What sucks about Senkos is their durability, coupled with a high price tag. If you ever see bags on sale for under $5, buy them. Last year a Gander near Duluth closed and I got 8 bags for $30 when they liquidated their inventory. That was a steal.

You're lucky to catch three fish on one Senko before it is destroyed. Especially with a Texas Rig, the body material (because it is so salted) does not hold together, and is quickly torn apart. I've caught the two biggest bass of my life on Senkos, both one-fish worms. Were they worth it? You betcha.

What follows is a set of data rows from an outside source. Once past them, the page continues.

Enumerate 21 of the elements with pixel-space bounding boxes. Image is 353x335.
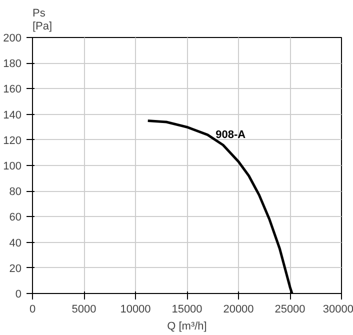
y-tick-label: 20 <box>9 262 22 275</box>
y-tick-label: 200 <box>3 32 22 44</box>
x-tick-label: 0 <box>29 304 36 316</box>
y-tick-label: 180 <box>3 58 22 70</box>
y-tick-label: 0 <box>15 288 22 300</box>
y-tick-label: 140 <box>3 109 22 122</box>
y-tick-label: 100 <box>3 160 22 172</box>
x-tick-label: 10000 <box>120 304 151 316</box>
x-tick-label: 25000 <box>274 304 306 316</box>
y-tick-label: 40 <box>9 237 22 250</box>
y-tick-label: 60 <box>9 212 22 224</box>
x-tick-label: 5000 <box>72 304 96 316</box>
y-axis-title: Ps [Pa] <box>32 7 52 32</box>
y-tick-label: 80 <box>9 186 22 198</box>
y-tick-label: 160 <box>3 84 22 96</box>
x-tick-label: 20000 <box>223 304 254 316</box>
series-label: 908-A <box>216 128 246 141</box>
x-axis-title: Q [m³/h] <box>167 320 207 332</box>
x-tick-label: 15000 <box>172 304 202 316</box>
x-tick-label: 30000 <box>322 304 353 316</box>
y-tick-label: 120 <box>3 134 22 147</box>
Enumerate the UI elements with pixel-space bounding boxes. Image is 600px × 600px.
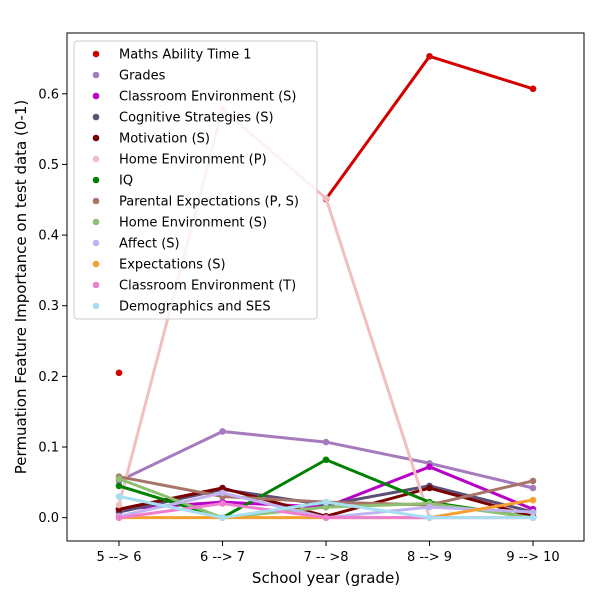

There are lots of Senko knock-offs out there and a good number of senko type worms are made by other brands, or freelancers. Yum Dinger, BPS Stik-O, Case Magic Stick, Wave Tikistick and on and on. I just bought a 100-pack of knock offs on Ebay for $24. We'll see how they work in about 2 months!


----------



## Madison (Mar 1, 2002)

Senkos are great.. Smallies on mille Lacs love them!! They're great for fishing shallow rock structures and fihsing them weightless with a big worm hook.. Or they can also be used drop shot style for those down deep bass..


----------



## oklahomawatrfwlr (Jan 31, 2005)

Plus you use them for texas and carolina rigging and what not. They are also a tougher plastic


----------



## GOOSEWHISPERER (Mar 4, 2006)

Hey these sinkos are costly!!!! so I came up with a way to hinder that. This only works wacky style. take a piece of that shrink tube for auto wiring the size that just slides over the sinko cut a piece about 3/4 inch long slide it to the middle of the sinko take your 1/0 or 2/0 wacky style hook and punch it thru there now you can catch more than one fish without rebating. You can use electrical tape as well works just as good! 8)


----------



## varmithunter06 (Jun 3, 2006)

everything about them there hevier=longer casts, do nothing baits many times i will throw one in and rig one of my other rods pick the senko rod back up and ill have a fish on, and theres many many ways to fish them


----------



## jamesavp (Apr 20, 2006)

Senko's Are deadly, Sooooooooooooooooo deadly you shouldn't even talk about them!(JK)
I fish them many different ways. Weedless,wacky style,drop shot, split shot rig, Carolina rig.

My best 2 are weedless/drop shot


----------